KOMPAS/ALOYSIUS BUDI KURNIAWAN--Diskusi “Mengenang Aristides Katoppo, Nurani Jurnalis di Tengah Ketidakpastian,” di Perpustakaan Nasional, Jakarta, Jumat (8/11/2019).

Jurnalisme tak akan mati jika jurnalis mau berupaya keras menghasilkan kualitas jurnalisme yang berbasis nalar, naluri, nurani, dan nyali. Tantangan lain, jurnalis tak hanya sebagai pelapor, tetapi juga verifikator.

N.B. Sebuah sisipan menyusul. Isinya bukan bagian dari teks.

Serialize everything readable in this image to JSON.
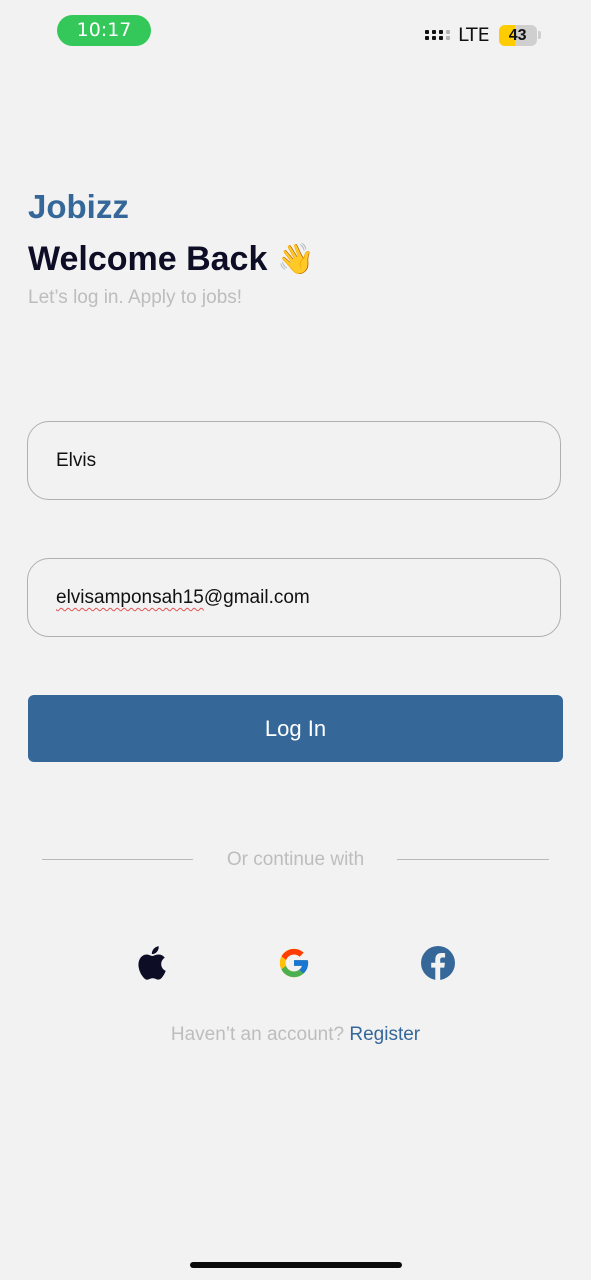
{
  "status_bar": {
    "time": "10:17",
    "network": "LTE",
    "battery_level": 43,
    "battery_label": "43",
    "battery_color": "#ffcc00",
    "time_pill_color": "#34c759"
  },
  "header": {
    "brand": "Jobizz",
    "title": "Welcome Back",
    "wave_emoji": "👋",
    "subtitle": "Let’s log in. Apply to jobs!"
  },
  "form": {
    "name_value": "Elvis",
    "email_misspelled_part": "elvisamponsah15",
    "email_domain_part": "@gmail.com",
    "login_label": "Log In"
  },
  "social": {
    "divider_text": "Or continue with",
    "providers": [
      "apple-icon",
      "google-icon",
      "facebook-icon"
    ]
  },
  "footer": {
    "prompt": "Haven’t an account?",
    "register_label": "Register"
  },
  "colors": {
    "brand": "#356899",
    "heading": "#0d0d26",
    "muted": "#bdbdbd",
    "background": "#f2f2f2"
  }
}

“Matinya media cetak mungkin sulit dihindari, tetapi kematian jurnalisme adalah mengerikan”. Kekhawatiran inilah yang dirasakan Aristides Katoppo (81), wartawan senior yang baru saja berpulang kepada Hyang Khalik, Minggu (29/9/2019). Meski ada segurat kegalauan, tapi Aristides tetap yakin, jurnalisme tidak akan mati apabila jurnalis mau berupaya keras menghasilkan kualitas jurnalisme  yang berbasis nalar, naluri, nurani, dan nyali.


Ya, media bisa berubah kapan saja, tapi nilai jurnalistik (semestinya) abadi. Bagi Aristides, jurnalisme bukan sekadar teknik penyajian semata, tapi lebih dari itu, nilai-nilai yang ditawarkan di dalamnyalah yang harus tetap dipertahankan, mulai dari asas keberimbangan, kejujuran, menjunjung kebenaran, dan sebagainya.

Hingga akhir hayatnya, salah satu pendiri Aliansi Jurnalis Independen (AJI) ini tetap memegang teguh komitmennya dalam mengusung asas-asas jurnalisme murni. “Akhir 1972, pada masa Orde Baru, harian Sinar Harapan diberedel dan Aristides Katoppo sebagai Pemimpin Umum dikirim ‘belajar’ ke Amerika Serikat. Ini menjadi semacam bentuk pengasingan bagi dirinya. Ia juga masuk dalam daftar hitam untuk tidak dipilih lagi menjadi pemimpin redaksi. Tapi, meski demikian dia tetap tak patah semangat memengaruhi para junior untuk tetap memegang asas-asas jurnalisme murni,” ungkap Atmadji Sumakirdjo, mantan jurnalis Sinar Harapan, Jumat (8/11/2019), dalam Diskusi “Mengenang Aristides Katoppo, Nurani Jurnalis di Tengah Ketidakpastian,” di Perpustakaan Nasional, Jakarta.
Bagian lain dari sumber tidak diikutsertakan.